With greater attention now being paid to early preparation for Service leavers across the MOD, I am hopeful that similar preparation for partners and children of Service personnel will be given due consideration.
Working alongside the Veterans Commissioners for Northern Ireland and Wales and the Independent Veterans Advisor to UK Government, I will advocate for this approach.
The next Veterans’ Strategy update should be informed by children and young people, and include a section dedicated to their needs, and commit to raising awareness about this community in Scotland.
Similarly, my own work reflects the requests laid out in the third call – that the Scottish Government invests in Scotland-wide provision of support that is specifically tailored for children and young people leaving the forces community, delivered by people with appropriate experience or training.
Mental health and wellbeing projects like Your Mind Matters, and peer-to-peer mentoring initiatives like Ruby Boots are a unique and valuable source of support and I have heard children and young people speak very positively of their impact.
We must ensure that such projects are given sufficient resources to continue, evolve, and grow their reach.
Finally, another concern I have heard in my conversations with young people is the need to strike a balance between moving forwards into civilian life while still feeling a connection to the Service community.
The fourth call, for local authorities to provide ‘welcome packs’ informing young people entering civilian life of the opportunities that exist for them within both the Armed Forces and civilian communities could be a way to address this.
Underpinning all of these changes is the importance of actively listening to the voices of these children and young people and drawing from their lived experiences when developing policy and services.

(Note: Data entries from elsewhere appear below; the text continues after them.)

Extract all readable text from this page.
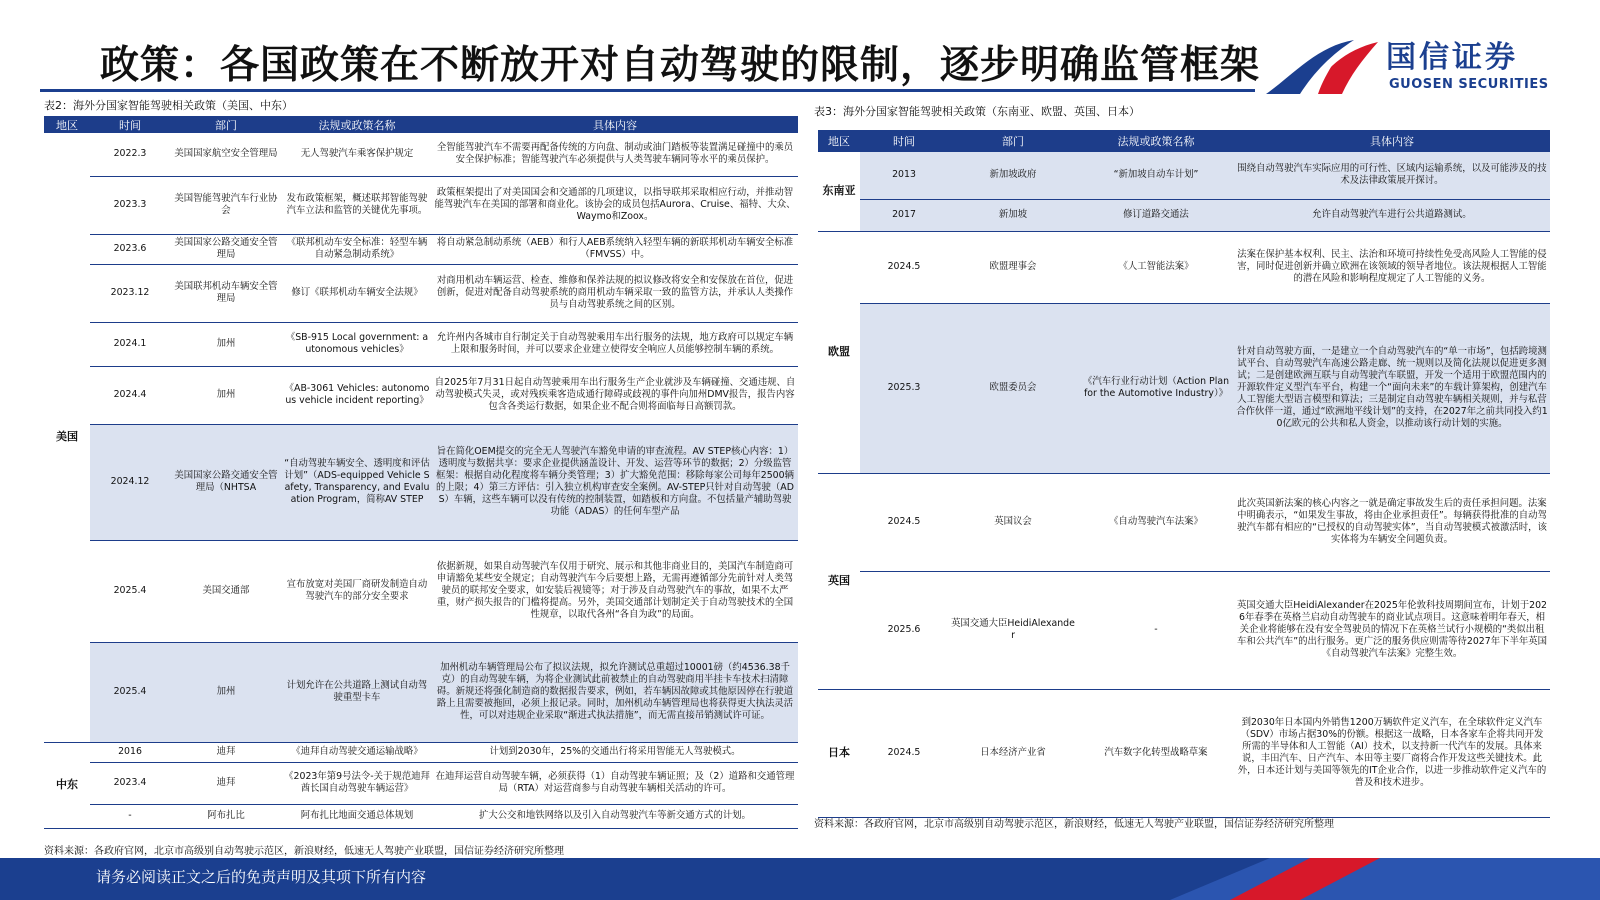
政策：各国政策在不断放开对自动驾驶的限制，逐步明确监管框架	国信证券
GUOSEN SECURITIES
表2：海外分国家智能驾驶相关政策（美国、中东）
地区	时间	部门	法规或政策名称	具体内容
美国	2022.3	美国国家航空安全管理局	无人驾驶汽车乘客保护规定	全智能驾驶汽车不需要再配备传统的方向盘、制动或油门踏板等装置满足碰撞中的乘员安全保护标准；智能驾驶汽车必须提供与人类驾驶车辆同等水平的乘员保护。
	2023.3	美国智能驾驶汽车行业协会	发布政策框架，概述联邦智能驾驶汽车立法和监管的关键优先事项。	政策框架提出了对美国国会和交通部的几项建议，以指导联邦采取相应行动，并推动智能驾驶汽车在美国的部署和商业化。该协会的成员包括Aurora、Cruise、福特、大众、Waymo和Zoox。
	2023.6	美国国家公路交通安全管理局	《联邦机动车安全标准：轻型车辆自动紧急制动系统》	将自动紧急制动系统（AEB）和行人AEB系统纳入轻型车辆的新联邦机动车辆安全标准（FMVSS）中。
	2023.12	美国联邦机动车辆安全管理局	修订《联邦机动车辆安全法规》	对商用机动车辆运营、检查、维修和保养法规的拟议修改将安全和安保放在首位，促进创新，促进对配备自动驾驶系统的商用机动车辆采取一致的监管方法，并承认人类操作员与自动驾驶系统之间的区别。
	2024.1	加州	《SB-915 Local government: autonomous vehicles》	允许州内各城市自行制定关于自动驾驶乘用车出行服务的法规，地方政府可以规定车辆上限和服务时间，并可以要求企业建立使得安全响应人员能够控制车辆的系统。
	2024.4	加州	《AB-3061 Vehicles: autonomous vehicle incident reporting》	自2025年7月31日起自动驾驶乘用车出行服务生产企业就涉及车辆碰撞、交通违规、自动驾驶模式失灵，或对残疾乘客造成通行障碍或歧视的事件向加州DMV报告，报告内容包含各类运行数据，如果企业不配合则将面临每日高额罚款。
	2024.12	美国国家公路交通安全管理局（NHTSA	“自动驾驶车辆安全、透明度和评估计划”（ADS-equipped Vehicle Safety, Transparency, and Evaluation Program，简称AV STEP	旨在简化OEM提交的完全无人驾驶汽车豁免申请的审查流程。AV STEP核心内容：1）透明度与数据共享：要求企业提供涵盖设计、开发、运营等环节的数据；2）分级监管框架：根据自动化程度将车辆分类管理；3）扩大豁免范围：移除每家公司每年2500辆的上限；4）第三方评估：引入独立机构审查安全案例。AV-STEP只针对自动驾驶（ADS）车辆，这些车辆可以没有传统的控制装置，如踏板和方向盘。不包括量产辅助驾驶功能（ADAS）的任何车型产品
	2025.4	美国交通部	宣布放宽对美国厂商研发制造自动驾驶汽车的部分安全要求	依据新规，如果自动驾驶汽车仅用于研究、展示和其他非商业目的，美国汽车制造商可申请豁免某些安全规定；自动驾驶汽车今后要想上路，无需再遵循部分先前针对人类驾驶员的联邦安全要求，如安装后视镜等；对于涉及自动驾驶汽车的事故，如果不太严重，财产损失报告的门槛将提高。另外，美国交通部计划制定关于自动驾驶技术的全国性规章，以取代各州“各自为政”的局面。
	2025.4	加州	计划允许在公共道路上测试自动驾驶重型卡车	加州机动车辆管理局公布了拟议法规，拟允许测试总重超过10001磅（约4536.38千克）的自动驾驶车辆，为将企业测试此前被禁止的自动驾驶商用半挂卡车技术扫清障碍。新规还将强化制造商的数据报告要求，例如，若车辆因故障或其他原因停在行驶道路上且需要被拖回，必须上报记录。同时，加州机动车辆管理局也将获得更大执法灵活性，可以对违规企业采取“渐进式执法措施”，而无需直接吊销测试许可证。
中东	2016	迪拜	《迪拜自动驾驶交通运输战略》	计划到2030年，25%的交通出行将采用智能无人驾驶模式。
	2023.4	迪拜	《2023年第9号法令-关于规范迪拜酋长国自动驾驶车辆运营》	在迪拜运营自动驾驶车辆，必须获得（1）自动驾驶车辆证照；及（2）道路和交通管理局（RTA）对运营商参与自动驾驶车辆相关活动的许可。
	-	阿布扎比	阿布扎比地面交通总体规划	扩大公交和地铁网络以及引入自动驾驶汽车等新交通方式的计划。
资料来源：各政府官网，北京市高级别自动驾驶示范区，新浪财经，低速无人驾驶产业联盟，国信证券经济研究所整理
表3：海外分国家智能驾驶相关政策（东南亚、欧盟、英国、日本）
地区	时间	部门	法规或政策名称	具体内容
东南亚	2013	新加坡政府	“新加坡自动车计划”	围绕自动驾驶汽车实际应用的可行性、区域内运输系统，以及可能涉及的技术及法律政策展开探讨。
	2017	新加坡	修订道路交通法	允许自动驾驶汽车进行公共道路测试。
欧盟	2024.5	欧盟理事会	《人工智能法案》	法案在保护基本权利、民主、法治和环境可持续性免受高风险人工智能的侵害，同时促进创新并确立欧洲在该领域的领导者地位。该法规根据人工智能的潜在风险和影响程度规定了人工智能的义务。
	2025.3	欧盟委员会	《汽车行业行动计划（Action Plan for the Automotive Industry）》	针对自动驾驶方面，一是建立一个自动驾驶汽车的“单一市场”，包括跨境测试平台、自动驾驶汽车高速公路走廊、统一规则以及简化法规以促进更多测试；二是创建欧洲互联与自动驾驶汽车联盟，开发一个适用于欧盟范围内的开源软件定义型汽车平台，构建一个“面向未来”的车载计算架构，创建汽车人工智能大型语言模型和算法；三是制定自动驾驶车辆相关规则，并与私营合作伙伴一道，通过“欧洲地平线计划”的支持，在2027年之前共同投入约10亿欧元的公共和私人资金，以推动该行动计划的实施。
英国	2024.5	英国议会	《自动驾驶汽车法案》	此次英国新法案的核心内容之一就是确定事故发生后的责任承担问题。法案中明确表示，“如果发生事故，将由企业承担责任”。每辆获得批准的自动驾驶汽车都有相应的“已授权的自动驾驶实体”，当自动驾驶模式被激活时，该实体将为车辆安全问题负责。
	2025.6	英国交通大臣HeidiAlexander	-	英国交通大臣HeidiAlexander在2025年伦敦科技周期间宣布，计划于2026年春季在英格兰启动自动驾驶车的商业试点项目。这意味着明年春天，相关企业将能够在没有安全驾驶员的情况下在英格兰试行小规模的“类似出租车和公共汽车”的出行服务。更广泛的服务供应则需等待2027年下半年英国《自动驾驶汽车法案》完整生效。
日本	2024.5	日本经济产业省	汽车数字化转型战略草案	到2030年日本国内外销售1200万辆软件定义汽车，在全球软件定义汽车（SDV）市场占据30%的份额。根据这一战略，日本各家车企将共同开发所需的半导体和人工智能（AI）技术，以支持新一代汽车的发展。具体来说，丰田汽车、日产汽车、本田等主要厂商将合作开发这些关键技术。此外，日本还计划与美国等领先的IT企业合作，以进一步推动软件定义汽车的普及和技术进步。
资料来源：各政府官网，北京市高级别自动驾驶示范区，新浪财经，低速无人驾驶产业联盟，国信证券经济研究所整理
请务必阅读正文之后的免责声明及其项下所有内容
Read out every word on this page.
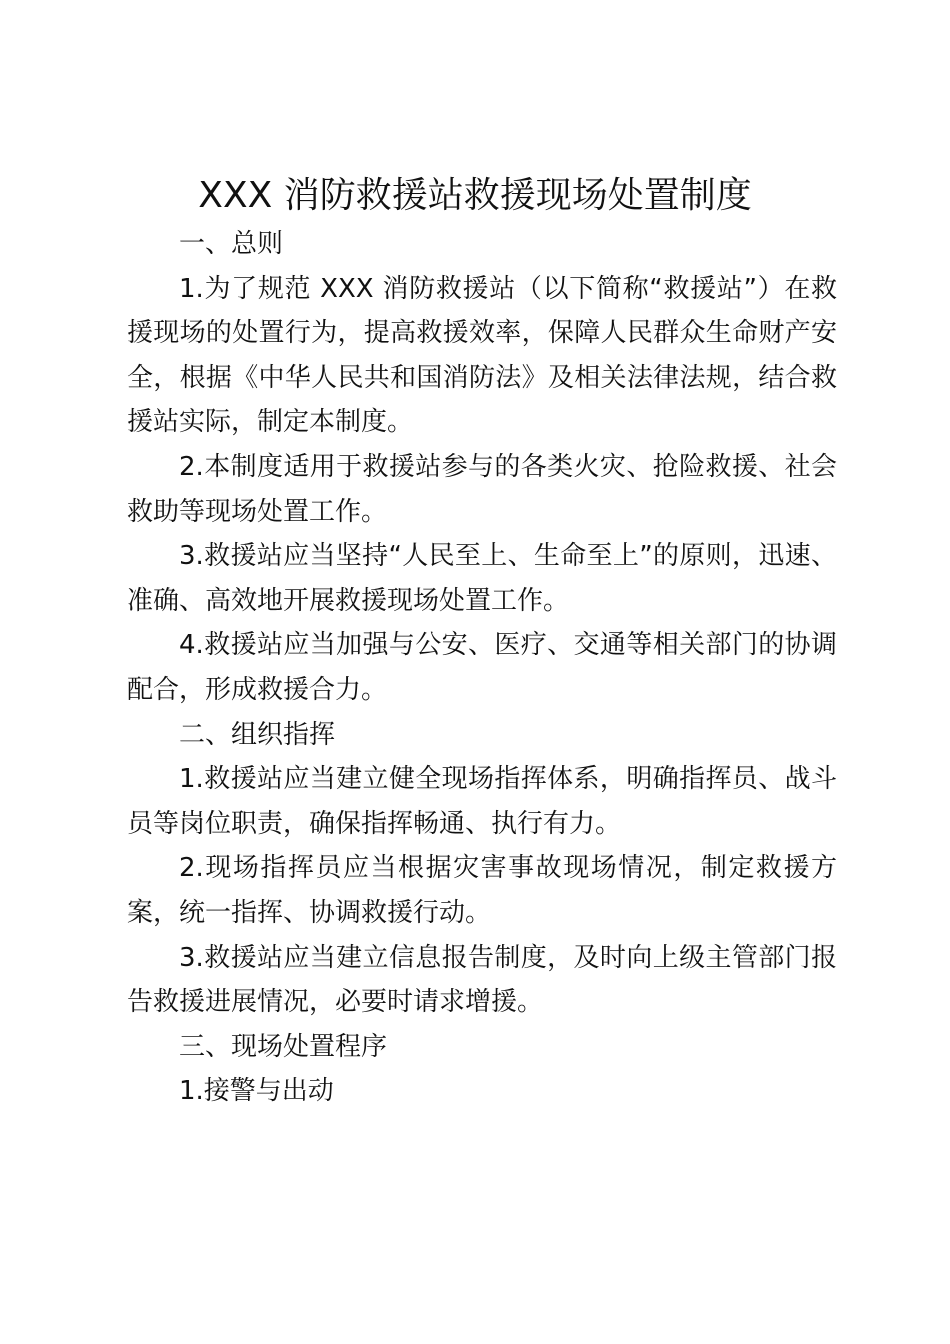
XXX 消防救援站救援现场处置制度

一、总则

1.为了规范 XXX 消防救援站（以下简称“救援站”）在救援现场的处置行为，提高救援效率，保障人民群众生命财产安全，根据《中华人民共和国消防法》及相关法律法规，结合救援站实际，制定本制度。

2.本制度适用于救援站参与的各类火灾、抢险救援、社会救助等现场处置工作。

3.救援站应当坚持“人民至上、生命至上”的原则，迅速、准确、高效地开展救援现场处置工作。

4.救援站应当加强与公安、医疗、交通等相关部门的协调配合，形成救援合力。

二、组织指挥

1.救援站应当建立健全现场指挥体系，明确指挥员、战斗员等岗位职责，确保指挥畅通、执行有力。

2.现场指挥员应当根据灾害事故现场情况，制定救援方案，统一指挥、协调救援行动。

3.救援站应当建立信息报告制度，及时向上级主管部门报告救援进展情况，必要时请求增援。

三、现场处置程序

1.接警与出动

I have committed to building the voices of lived experience into all of my own work, and look forward to sharing the findings from my first report – focusing on the wider veterans community, including families – early next year.
I expect to draw on work already carried out by Forces Children Scotland, and on the insights I gained through listening to some of the young people that they support.
I would like to thank all the children and young people who have shared their thoughts and experiences.
For some, transitioning to civilian life was a tough and worrying time, but by opening up they have made an immensely valuable contribution to shaping future services and improving outcomes for Forces children in Scotland.